As an architect of the Protecting Access to Care Act, Rep. Steve King (R-IA), worked to bring together opposing factions to pass comprehensive medical liability reform in the House of Representatives earlier this year.

In an interview with Healthcare Matters, Rep. King discusses how he ensured states’ rights would be maintained under the law and why reforms at the federal level are necessary.

“There are a good number of states that don’t have that reform,” King said. “So there’s more that we need to do – and I’d like it if we can get this bill passed by the Senate.”

“We tweaked it as many ways as we could see to let states have as much say as possible. Even if the states passed a different cap, then that is the cap for their state… that gives more states’ rights.”

And in light of the fact that a repeal of Affordable Care Act appears unlikely in the near future, King felt medical liability reform should remain a key health care objective.
“[This bill] operates independently, my legislation stands alone and is effective in either case,” King said.

To listen to Rep. King’s interview in full, click here.


Opposition to liability reform continues after House passage

Even as the US House passed medical liability reform earlier this summer, the opposition continued attempts to invalidate the successes of stakeholder groups, including HCLA members, that worked alongside Members of Congress in support of the legislation.

Countering commentary that the Protecting Access to Care Act is “new” legislation designed without concern for the needs of patients, HCLA member PIAA defended the role of advocacy groups in promoting the bill based on proven state reforms and legislation already passed through the House many times before.
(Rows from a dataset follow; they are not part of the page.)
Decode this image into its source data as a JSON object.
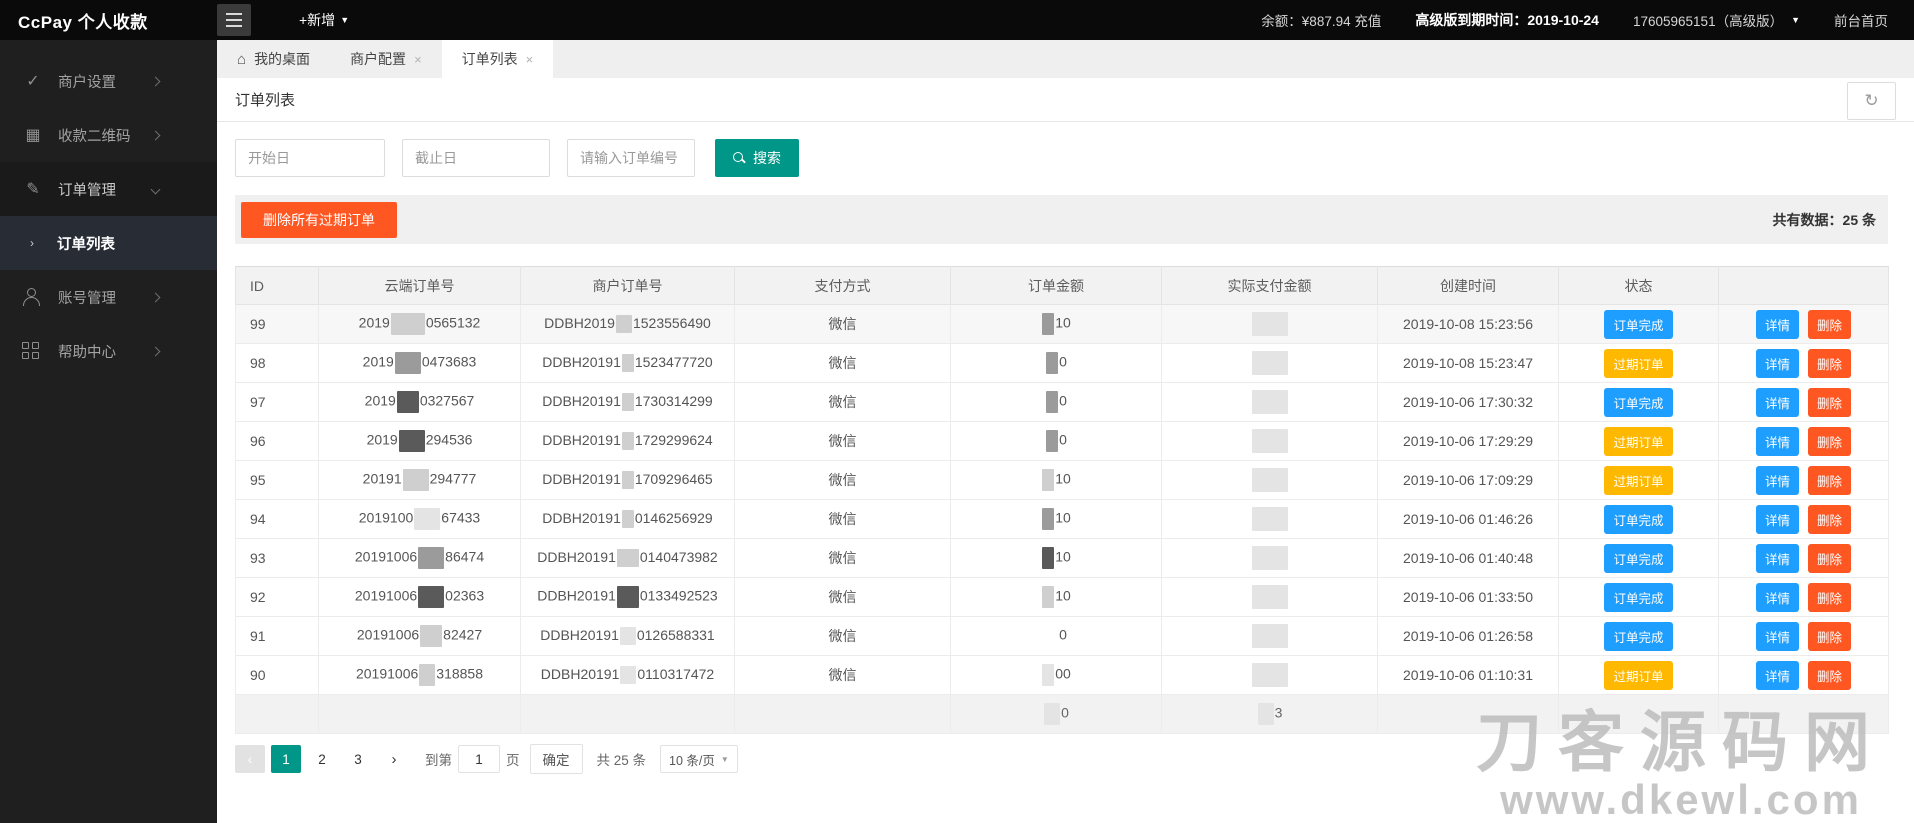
{
  "header": {
    "brand": "CcPay 个人收款",
    "new_button": "+新增",
    "balance": "余额：¥887.94 充值",
    "expire": "高级版到期时间：2019-10-24",
    "account": "17605965151（高级版）",
    "front_home": "前台首页"
  },
  "sidebar": {
    "items": [
      {
        "label": "商户设置"
      },
      {
        "label": "收款二维码"
      },
      {
        "label": "订单管理"
      },
      {
        "label": "账号管理"
      },
      {
        "label": "帮助中心"
      }
    ],
    "active_sub": "订单列表"
  },
  "tabs": [
    {
      "label": "我的桌面"
    },
    {
      "label": "商户配置"
    },
    {
      "label": "订单列表"
    }
  ],
  "page": {
    "title": "订单列表"
  },
  "search": {
    "start_placeholder": "开始日",
    "end_placeholder": "截止日",
    "order_placeholder": "请输入订单编号",
    "button": "搜索"
  },
  "toolbar": {
    "delete_all": "删除所有过期订单",
    "total_label": "共有数据：25 条"
  },
  "table": {
    "columns": [
      "ID",
      "云端订单号",
      "商户订单号",
      "支付方式",
      "订单金额",
      "实际支付金额",
      "创建时间",
      "状态",
      ""
    ],
    "actions": {
      "detail": "详情",
      "delete": "删除"
    },
    "status_colors": {
      "done": "#1E9FFF",
      "expired": "#FFB800"
    },
    "rows": [
      {
        "id": "99",
        "cloud_prefix": "2019",
        "cloud_suffix": "0565132",
        "merchant_prefix": "DDBH2019",
        "merchant_suffix": "1523556490",
        "pay": "微信",
        "amount": "10",
        "created": "2019-10-08 15:23:56",
        "status": "done",
        "status_label": "订单完成"
      },
      {
        "id": "98",
        "cloud_prefix": "2019",
        "cloud_suffix": "0473683",
        "merchant_prefix": "DDBH20191",
        "merchant_suffix": "1523477720",
        "pay": "微信",
        "amount": "0",
        "created": "2019-10-08 15:23:47",
        "status": "expired",
        "status_label": "过期订单"
      },
      {
        "id": "97",
        "cloud_prefix": "2019",
        "cloud_suffix": "0327567",
        "merchant_prefix": "DDBH20191",
        "merchant_suffix": "1730314299",
        "pay": "微信",
        "amount": "0",
        "created": "2019-10-06 17:30:32",
        "status": "done",
        "status_label": "订单完成"
      },
      {
        "id": "96",
        "cloud_prefix": "2019",
        "cloud_suffix": "294536",
        "merchant_prefix": "DDBH20191",
        "merchant_suffix": "1729299624",
        "pay": "微信",
        "amount": "0",
        "created": "2019-10-06 17:29:29",
        "status": "expired",
        "status_label": "过期订单"
      },
      {
        "id": "95",
        "cloud_prefix": "20191",
        "cloud_suffix": "294777",
        "merchant_prefix": "DDBH20191",
        "merchant_suffix": "1709296465",
        "pay": "微信",
        "amount": "10",
        "created": "2019-10-06 17:09:29",
        "status": "expired",
        "status_label": "过期订单"
      },
      {
        "id": "94",
        "cloud_prefix": "2019100",
        "cloud_suffix": "67433",
        "merchant_prefix": "DDBH20191",
        "merchant_suffix": "0146256929",
        "pay": "微信",
        "amount": "10",
        "created": "2019-10-06 01:46:26",
        "status": "done",
        "status_label": "订单完成"
      },
      {
        "id": "93",
        "cloud_prefix": "20191006",
        "cloud_suffix": "86474",
        "merchant_prefix": "DDBH20191",
        "merchant_suffix": "0140473982",
        "pay": "微信",
        "amount": "10",
        "created": "2019-10-06 01:40:48",
        "status": "done",
        "status_label": "订单完成"
      },
      {
        "id": "92",
        "cloud_prefix": "20191006",
        "cloud_suffix": "02363",
        "merchant_prefix": "DDBH20191",
        "merchant_suffix": "0133492523",
        "pay": "微信",
        "amount": "10",
        "created": "2019-10-06 01:33:50",
        "status": "done",
        "status_label": "订单完成"
      },
      {
        "id": "91",
        "cloud_prefix": "20191006",
        "cloud_suffix": "82427",
        "merchant_prefix": "DDBH20191",
        "merchant_suffix": "0126588331",
        "pay": "微信",
        "amount": "0",
        "created": "2019-10-06 01:26:58",
        "status": "done",
        "status_label": "订单完成"
      },
      {
        "id": "90",
        "cloud_prefix": "20191006",
        "cloud_suffix": "318858",
        "merchant_prefix": "DDBH20191",
        "merchant_suffix": "0110317472",
        "pay": "微信",
        "amount": "00",
        "created": "2019-10-06 01:10:31",
        "status": "expired",
        "status_label": "过期订单"
      }
    ],
    "summary": {
      "amount": "0",
      "actual": "3"
    }
  },
  "pagination": {
    "prev": "‹",
    "pages": [
      "1",
      "2",
      "3"
    ],
    "next": "›",
    "goto_label": "到第",
    "page_value": "1",
    "page_unit": "页",
    "confirm": "确定",
    "total": "共 25 条",
    "per_page": "10 条/页"
  },
  "watermark": {
    "line1": "刀客源码网",
    "line2": "www.dkewl.com"
  }
}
“Lobbyists’ role in “drafting” the bill was merely to provide proposed fixes meant to address concerns raised by reform opponents,” Brian Atchison, president and chief executive of PIAA clarified on the role of stakeholders as medical liability reform legislation was being considered.
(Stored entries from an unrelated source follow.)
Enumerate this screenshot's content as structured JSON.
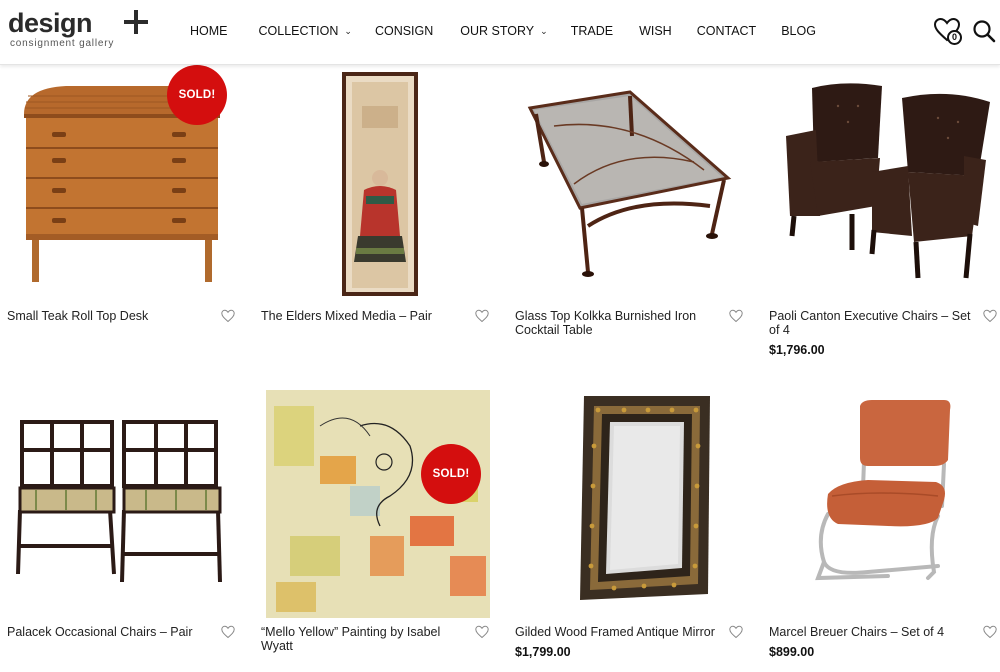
{
  "brand": {
    "name": "design",
    "tagline": "consignment gallery"
  },
  "nav": [
    {
      "label": "HOME"
    },
    {
      "label": "COLLECTION",
      "dropdown": true
    },
    {
      "label": "CONSIGN"
    },
    {
      "label": "OUR STORY",
      "dropdown": true
    },
    {
      "label": "TRADE"
    },
    {
      "label": "WISH"
    },
    {
      "label": "CONTACT"
    },
    {
      "label": "BLOG"
    }
  ],
  "wishlist": {
    "count": "0"
  },
  "colors": {
    "sold_badge": "#d40e0e",
    "heart": "#888888"
  },
  "products": [
    {
      "title": "Small Teak Roll Top Desk",
      "price": "",
      "sold": true,
      "sold_label": "SOLD!"
    },
    {
      "title": "The Elders Mixed Media – Pair",
      "price": "",
      "sold": false
    },
    {
      "title": "Glass Top Kolkka Burnished Iron Cocktail Table",
      "price": "",
      "sold": false
    },
    {
      "title": "Paoli Canton Executive Chairs – Set of 4",
      "price": "$1,796.00",
      "sold": false
    },
    {
      "title": "Palacek Occasional Chairs – Pair",
      "price": "",
      "sold": false
    },
    {
      "title": "“Mello Yellow” Painting by Isabel Wyatt",
      "price": "",
      "sold": true,
      "sold_label": "SOLD!"
    },
    {
      "title": "Gilded Wood Framed Antique Mirror",
      "price": "$1,799.00",
      "sold": false
    },
    {
      "title": "Marcel Breuer Chairs – Set of 4",
      "price": "$899.00",
      "sold": false
    }
  ]
}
“Passage of the medical liability reform bill is an example of our government working as it should — legislators consulting with their constituencies, stakeholders providing feedback and those concerns being appropriately considered,” Atchinson concluded.

To read the full PIAA letter to the editor on how patient and physician advocacy groups supported federal liability reform legislation, click here.


Case study in rural maternity care cites liability concerns

A case study into a rural maternity care crisis found troubling issues for women seeking access to critical pre-natal health care services, with liability concerns partly to blame.

According to the Wall Street Journal and recent surveys of medical professionals, many rural hospitals have eliminated labor and delivery services, particularly for high-risk patients, forcing pregnant women to travel longer distances for prenatal and delivery care.

The number of rural hospitals that offered such services fell by 15% from 2004 to 2014, the Journal found in an analysis of Centers for Medicare and Medicaid Services data. This compared to just a 5% decline in the same services among urban and suburban hospitals.

“Driving the changes are factors including closing of medical facilities, a decline in birthrates and the difficulties of getting malpractice insurance,” the case study determined.